EssilorLuxottica needs to act to address governance concerns
Time for the Board to act
As EssilorLuxottica heads towards its 2020 annual general meeting (AGM) on 25 Jun 2020, we call on the Board to address its ongoing governance issues. We do not believe the governance deadlock, first made public in March last year, has been resolved. Since the settlement agreement signed in May 2019, the Board has not given an update or made any visible improvements in governance despite assurance to shareholders. This puts their longer-term performance, including the delivery of merger synergies, at risk. We strongly encourage the Board to use the upcoming AGM to address shareholders’ concerns.
What we would like to see
- Succession planning for key board members. Specifically, we would like to see at least two new non-executive directors appointed who do not have historical ties to either side. This would provide fresh oversight on behalf of all shareholders and, critically, help ensure more united leadership.
- Issue a public update on the progress the Nomination Committee is making in appointing a new Chief Executive Officer.
- Appoint a lead independent director to whom minority shareholders can turn for future dialogues.
- Consult with shareholders on the current remuneration structure. Executive pay was significantly increased before the merger had delivered value to shareholders. There was a clear lack of shareholder support for the increases, as reflected in the significant level of votes cast against remuneration resolutions at the 2019 AGM.
- Provide written assurances that the Members of the Board are able to uphold their duties to act in the best interests of all shareholders while at the same time adhere to the conditions of the Combination Agreement.
Shareholders should exercise their votes
Most of the resolutions in the upcoming AGM are related to executive remuneration, with the exception of those related to seeking shareholder ratification on the appointments of Mr. Laurent Vacherot (who retired in March) and Mr. Paul du Saillant. The Board of directors has a three-year term. We will vote against all items concerning executive remuneration in protest against the lack of progress in governance improvements.
Sarasin actions
We have written to the Board four times over the past 12 months and have received one reply. Unfortunately, the response we have received does not provide us with any comfort that the Board is addressing our governance concerns.
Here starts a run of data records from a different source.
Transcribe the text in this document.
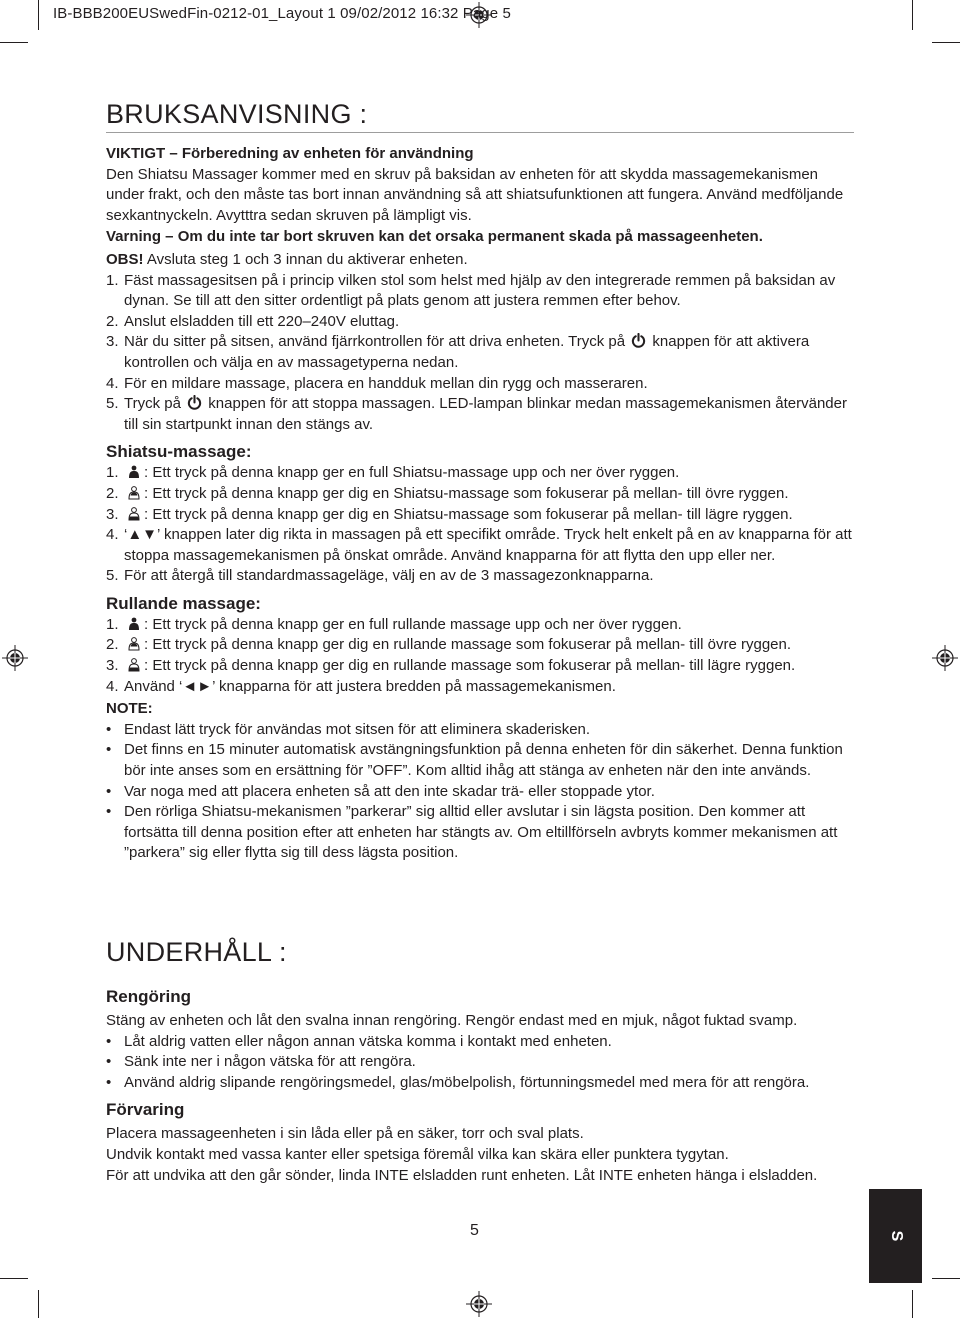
IB-BBB200EUSwedFin-0212-01_Layout 1 09/02/2012 16:32 Page 5
BRUKSANVISNING :

VIKTIGT – Förberedning av enheten för användning

Den Shiatsu Massager kommer med en skruv på baksidan av enheten för att skydda massagemekanismen under frakt, och den måste tas bort innan användning så att shiatsufunktionen att fungera. Använd medföljande sexkantnyckeln. Avytttra sedan skruven på lämpligt vis.

Varning – Om du inte tar bort skruven kan det orsaka permanent skada på massageenheten.

OBS! Avsluta steg 1 och 3 innan du aktiverar enheten.

1. Fäst massagesitsen på i princip vilken stol som helst med hjälp av den integrerade remmen på baksidan av dynan. Se till att den sitter ordentligt på plats genom att justera remmen efter behov.
2. Anslut elsladden till ett 220–240V eluttag.
3. När du sitter på sitsen, använd fjärrkontrollen för att driva enheten. Tryck på  knappen för att aktivera kontrollen och välja en av massagetyperna nedan.
4. För en mildare massage, placera en handduk mellan din rygg och masseraren.
5. Tryck på  knappen för att stoppa massagen. LED-lampan blinkar medan massagemekanismen återvänder till sin startpunkt innan den stängs av.

Shiatsu-massage:

1.	: Ett tryck på denna knapp ger en full Shiatsu-massage upp och ner över ryggen.
2.	: Ett tryck på denna knapp ger dig en Shiatsu-massage som fokuserar på mellan- till övre ryggen.
3.	: Ett tryck på denna knapp ger dig en Shiatsu-massage som fokuserar på mellan- till lägre ryggen.
4. ‘▲▼’ knappen later dig rikta in massagen på ett specifikt område. Tryck helt enkelt på en av knapparna för att stoppa massagemekanismen på önskat område. Använd knapparna för att flytta den upp eller ner.
5. För att återgå till standardmassageläge, välj en av de 3 massagezonknapparna.

Rullande massage:

1.	: Ett tryck på denna knapp ger en full rullande massage upp och ner över ryggen.
2.	: Ett tryck på denna knapp ger dig en rullande massage som fokuserar på mellan- till övre ryggen.
3.	: Ett tryck på denna knapp ger dig en rullande massage som fokuserar på mellan- till lägre ryggen.
4. Använd ‘◄►’ knapparna för att justera bredden på massagemekanismen.

NOTE:

• Endast lätt tryck för användas mot sitsen för att eliminera skaderisken.
• Det finns en 15 minuter automatisk avstängningsfunktion på denna enheten för din säkerhet. Denna funktion bör inte anses som en ersättning för ”OFF”. Kom alltid ihåg att stänga av enheten när den inte används.
• Var noga med att placera enheten så att den inte skadar trä- eller stoppade ytor.
• Den rörliga Shiatsu-mekanismen ”parkerar” sig alltid eller avslutar i sin lägsta position. Den kommer att fortsätta till denna position efter att enheten har stängts av. Om eltillförseln avbryts kommer mekanismen att ”parkera” sig eller flytta sig till dess lägsta position.
UNDERHÅLL :

Rengöring

Stäng av enheten och låt den svalna innan rengöring. Rengör endast med en mjuk, något fuktad svamp.

• Låt aldrig vatten eller någon annan vätska komma i kontakt med enheten.
• Sänk inte ner i någon vätska för att rengöra.
• Använd aldrig slipande rengöringsmedel, glas/möbelpolish, förtunningsmedel med mera för att rengöra.

Förvaring

Placera massageenheten i sin låda eller på en säker, torr och sval plats.

Undvik kontakt med vassa kanter eller spetsiga föremål vilka kan skära eller punktera tygytan.

För att undvika att den går sönder, linda INTE elsladden runt enheten. Låt INTE enheten hänga i elsladden.

5	S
In April 2020, as per our Ownership Discipline, we wrote to two French regulatory bodies – the Autorité des Marchés Financiers and the Haut Comité de Gouvernement d'Entreprise – raising our concern that the company’s current governance arrangements, primarily the Combination Agreement, have impeded directors to carry out their duties in the best interest of the company and all its shareholders. We have not had a formal response yet.
Following a year of silence from EssilorLuxottica, shareholders need more clarity on how the Board plans to address governance concerns. Last year, EssilorLuxottica saw a majority of independent shareholders vote in favour of the appointment of two shareholder-proposed independent directors, sending an unequivocal message that the simmering board infighting needed to be stopped. As minority shareholders, we continue to worry that the power struggle between Mr. Del Vecchio and Mr. Sagnières is distracting management from their job of finalising their merger and delivering promised synergies. Given the more recent challenges of COVID-19, it is even more important that EssilorLuxottica’s leadership is united to ensure the business prospers. We, therefore, call on the Board to use this AGM as an opportunity to provide clarity over the future of the company’s executive leadership and update on plans to refresh the board with new independent directors – including the appointment of a dedicated lead independent director to lead dialogues with shareholders.